Si l’appel était cassé, un nouveau procès sur le fond aurait alors lieu : imaginez-vous vous représenter en dépit de cette procédure ?
Bien sûr.
Ne redoutez-vous pas que votre state of affairs ne donne de solides arguments à vos adversaires politiques ?
Si… Mais ils n’ont que ça comme argument pour s’opposer à moi. Et je ne sais pas si c’est ce qu’attend l’électeur d’une commune.
Et dans votre propre camp, craignez-vous qu’un proche affiche plus facilement ses ambitions personnelles ?
C’est toujours attainable. On a eu une réunion du groupe lundi soir. Tout le monde était unanime.
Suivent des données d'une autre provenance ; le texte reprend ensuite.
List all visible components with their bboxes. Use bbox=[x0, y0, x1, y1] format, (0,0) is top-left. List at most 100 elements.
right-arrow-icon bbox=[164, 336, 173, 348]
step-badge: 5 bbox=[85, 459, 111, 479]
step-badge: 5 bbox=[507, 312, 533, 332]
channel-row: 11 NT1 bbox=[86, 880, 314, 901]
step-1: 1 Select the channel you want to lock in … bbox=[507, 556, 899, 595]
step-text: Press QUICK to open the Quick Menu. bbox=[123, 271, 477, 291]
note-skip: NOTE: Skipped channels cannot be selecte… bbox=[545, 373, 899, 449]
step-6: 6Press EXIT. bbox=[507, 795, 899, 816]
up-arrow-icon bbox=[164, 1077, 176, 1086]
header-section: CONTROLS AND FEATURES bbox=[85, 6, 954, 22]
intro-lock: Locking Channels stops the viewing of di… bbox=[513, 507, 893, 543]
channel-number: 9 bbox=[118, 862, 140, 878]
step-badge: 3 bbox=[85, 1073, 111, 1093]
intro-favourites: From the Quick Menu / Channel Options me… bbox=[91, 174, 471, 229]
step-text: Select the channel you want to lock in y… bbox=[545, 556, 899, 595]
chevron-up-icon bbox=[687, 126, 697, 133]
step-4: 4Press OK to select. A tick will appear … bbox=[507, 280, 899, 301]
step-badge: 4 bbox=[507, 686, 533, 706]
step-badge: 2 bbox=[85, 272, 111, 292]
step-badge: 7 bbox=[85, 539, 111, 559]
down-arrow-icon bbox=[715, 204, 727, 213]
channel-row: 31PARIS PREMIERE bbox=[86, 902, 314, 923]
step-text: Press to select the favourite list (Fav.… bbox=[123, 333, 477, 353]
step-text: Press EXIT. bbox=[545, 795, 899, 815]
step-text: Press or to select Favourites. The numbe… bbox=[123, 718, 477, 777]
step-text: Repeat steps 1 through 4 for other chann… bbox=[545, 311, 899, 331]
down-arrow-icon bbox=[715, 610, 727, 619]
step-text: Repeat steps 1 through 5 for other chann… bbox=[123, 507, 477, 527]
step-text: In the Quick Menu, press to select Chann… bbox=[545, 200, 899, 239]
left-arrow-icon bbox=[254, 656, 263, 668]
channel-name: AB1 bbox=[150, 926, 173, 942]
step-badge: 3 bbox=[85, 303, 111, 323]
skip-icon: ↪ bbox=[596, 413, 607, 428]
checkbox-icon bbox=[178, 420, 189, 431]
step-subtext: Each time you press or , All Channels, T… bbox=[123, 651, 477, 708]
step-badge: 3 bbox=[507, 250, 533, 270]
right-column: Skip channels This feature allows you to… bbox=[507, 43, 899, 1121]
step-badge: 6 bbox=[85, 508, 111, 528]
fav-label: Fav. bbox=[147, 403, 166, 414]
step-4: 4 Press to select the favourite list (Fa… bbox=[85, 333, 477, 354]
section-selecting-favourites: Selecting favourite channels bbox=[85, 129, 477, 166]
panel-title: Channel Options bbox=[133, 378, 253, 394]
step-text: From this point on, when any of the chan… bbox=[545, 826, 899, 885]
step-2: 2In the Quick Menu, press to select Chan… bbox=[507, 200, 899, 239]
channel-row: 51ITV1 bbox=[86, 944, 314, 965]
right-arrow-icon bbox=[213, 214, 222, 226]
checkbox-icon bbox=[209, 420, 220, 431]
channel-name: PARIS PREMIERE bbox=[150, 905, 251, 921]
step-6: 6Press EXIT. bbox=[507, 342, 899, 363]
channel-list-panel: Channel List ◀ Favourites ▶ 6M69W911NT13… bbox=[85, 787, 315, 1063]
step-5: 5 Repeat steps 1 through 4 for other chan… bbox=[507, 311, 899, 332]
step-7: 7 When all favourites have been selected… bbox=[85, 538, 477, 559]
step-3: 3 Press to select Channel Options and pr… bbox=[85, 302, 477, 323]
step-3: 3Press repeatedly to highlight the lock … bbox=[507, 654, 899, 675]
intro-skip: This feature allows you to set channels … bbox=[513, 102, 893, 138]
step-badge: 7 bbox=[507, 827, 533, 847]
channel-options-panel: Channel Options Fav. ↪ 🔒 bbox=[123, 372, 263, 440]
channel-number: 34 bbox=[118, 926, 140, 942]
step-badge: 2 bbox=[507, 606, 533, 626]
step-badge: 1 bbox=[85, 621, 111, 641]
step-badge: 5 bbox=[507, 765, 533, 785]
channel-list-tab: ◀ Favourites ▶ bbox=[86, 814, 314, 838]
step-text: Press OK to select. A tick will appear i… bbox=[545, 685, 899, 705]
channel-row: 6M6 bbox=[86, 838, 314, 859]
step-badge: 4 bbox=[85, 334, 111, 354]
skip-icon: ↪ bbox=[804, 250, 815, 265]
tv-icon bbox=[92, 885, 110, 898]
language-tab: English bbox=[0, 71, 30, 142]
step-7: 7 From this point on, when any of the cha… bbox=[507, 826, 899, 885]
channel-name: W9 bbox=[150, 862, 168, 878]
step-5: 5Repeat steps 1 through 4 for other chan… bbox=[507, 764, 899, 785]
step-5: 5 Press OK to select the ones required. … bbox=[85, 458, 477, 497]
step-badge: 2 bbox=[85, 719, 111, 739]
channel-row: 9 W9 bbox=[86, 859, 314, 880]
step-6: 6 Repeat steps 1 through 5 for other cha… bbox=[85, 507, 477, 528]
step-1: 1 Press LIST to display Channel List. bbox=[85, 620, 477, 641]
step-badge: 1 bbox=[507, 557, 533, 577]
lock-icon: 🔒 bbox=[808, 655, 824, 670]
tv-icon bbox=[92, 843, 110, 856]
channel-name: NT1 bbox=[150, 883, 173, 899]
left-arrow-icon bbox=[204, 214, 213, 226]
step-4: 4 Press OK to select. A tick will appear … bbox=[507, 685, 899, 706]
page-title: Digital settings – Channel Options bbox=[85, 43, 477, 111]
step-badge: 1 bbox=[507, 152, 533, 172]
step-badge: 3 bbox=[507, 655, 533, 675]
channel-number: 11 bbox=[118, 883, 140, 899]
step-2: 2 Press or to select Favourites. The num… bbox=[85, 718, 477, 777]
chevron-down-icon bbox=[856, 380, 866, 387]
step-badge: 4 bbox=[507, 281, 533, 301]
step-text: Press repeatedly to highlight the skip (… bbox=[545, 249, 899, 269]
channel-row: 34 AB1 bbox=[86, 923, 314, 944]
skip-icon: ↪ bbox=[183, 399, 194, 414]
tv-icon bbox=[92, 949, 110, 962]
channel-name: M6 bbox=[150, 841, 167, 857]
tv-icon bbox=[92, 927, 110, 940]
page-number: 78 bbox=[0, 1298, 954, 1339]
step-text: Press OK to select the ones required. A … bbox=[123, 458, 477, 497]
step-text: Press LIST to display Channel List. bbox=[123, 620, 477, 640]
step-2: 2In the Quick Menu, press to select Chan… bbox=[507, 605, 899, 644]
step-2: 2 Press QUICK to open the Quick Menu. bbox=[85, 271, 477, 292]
Bien sûr, il peut y avoir des velléités. Prenez (Cédric) Delapierre et (Sébastien) Pacull, cela leur a donné des idées à une époque… Mais les ambitions personnelles, je les connais un peu.
Songez-vous, vous-même, à préparer une suite qui pourrait s’écrire sans vous ?
Oui… Je ne serai pas éternel ! Pour le 400e anniversaire, je ne sais pas si je serai encore là. Il y en a qui font des plans de carrière sur 25, 30 ou 40 ans. Des opposants actuels sont en campagne permanente. Ils ne rêvent que de ça ! D’autres de mon équipe ont eu des velléités et sont sortis pour d’autres horizons. Ce n’est pas comme ça que ça fonctionne.
Remark votre avenir politique pourrait ne pas être lié à ce pourvoi ?
Si on me dit de cesser mes fonctions demain, je prends mes cliques et mes claques, mes statues, et je m’en vais. Mais d’un autre côté, ce qui me désole, c’est l’exploitation que font certains en affichant des dessins caricaturaux de moi sur des vitrines de boucher. Ma petite fille l’a vu et a été affectée. Je trouve ça scandaleux. Mais ça ne m’étonne pas…
Un avenir entre les mains de la Cour de cassation
Pour rappel, l’affaire concerne l’irrégularité supposée des rémunérations de l’ex-DGS de la Ville, Patrice Millet, pointée par la Chambre régionale des comptes. Le maire de Sète avait été relaxé en première occasion, le tribunal ayant estimé que l’intention n’était pas caractérisée. La Cour d’appel, elle, a condamné l’élu.
Maître Jérôme Jeanjean, pour la défense, rappelle : “On parle de rémunération d’un DGS qui dit qu’il n’a jamais informé le maire que son complément de rémunération devait passer par le conseil municipal. Et on a une cour d’appel qui dit l’inverse. Un troisième juge doit se positionner pour dire si oui ou non le DGS a dit au maire qu’il l’avait informé.”
Pour Maître David Mendel, le pourvoi est justifié. “La cour retient une analyse qui n’est même pas celle de la Chambre régionale des comptes. La cour de cassation doit se prononcer sur ce qu’est une infraction volontaire et involontaire et sur la manière dont on doit les motiver. La première décision dit “en droit, il n’y a rien”, la deuxième dit “en droit, il y a quelque selected”. À partir du second où la cour de cassation unifie le droit, notre pourvoi est justifié.”
Pour l’avocat de la défense, les clés de compréhension du file résident dans l’intentionnalité. “Comme on qualifie l’intention ? Le juge dit “votre seule expérience de maire devait vous conduire à savoir qu’il fallait signer cette délibération”. Mais le lien est tellement distendu sur cette notion d’intention…”
“Ce qui est retenu par le premier juge en droit pénal, c’est que le maire est victime d’un abus, rappelle l’avocat, qui s’étonne de la condamnation. Dans le second arrêt sur le même file, avec les mêmes faits, la cour écrit qu’ils étaient ensemble…” Le file sera tranché d’ici 18mois environ, selon les délais en cours.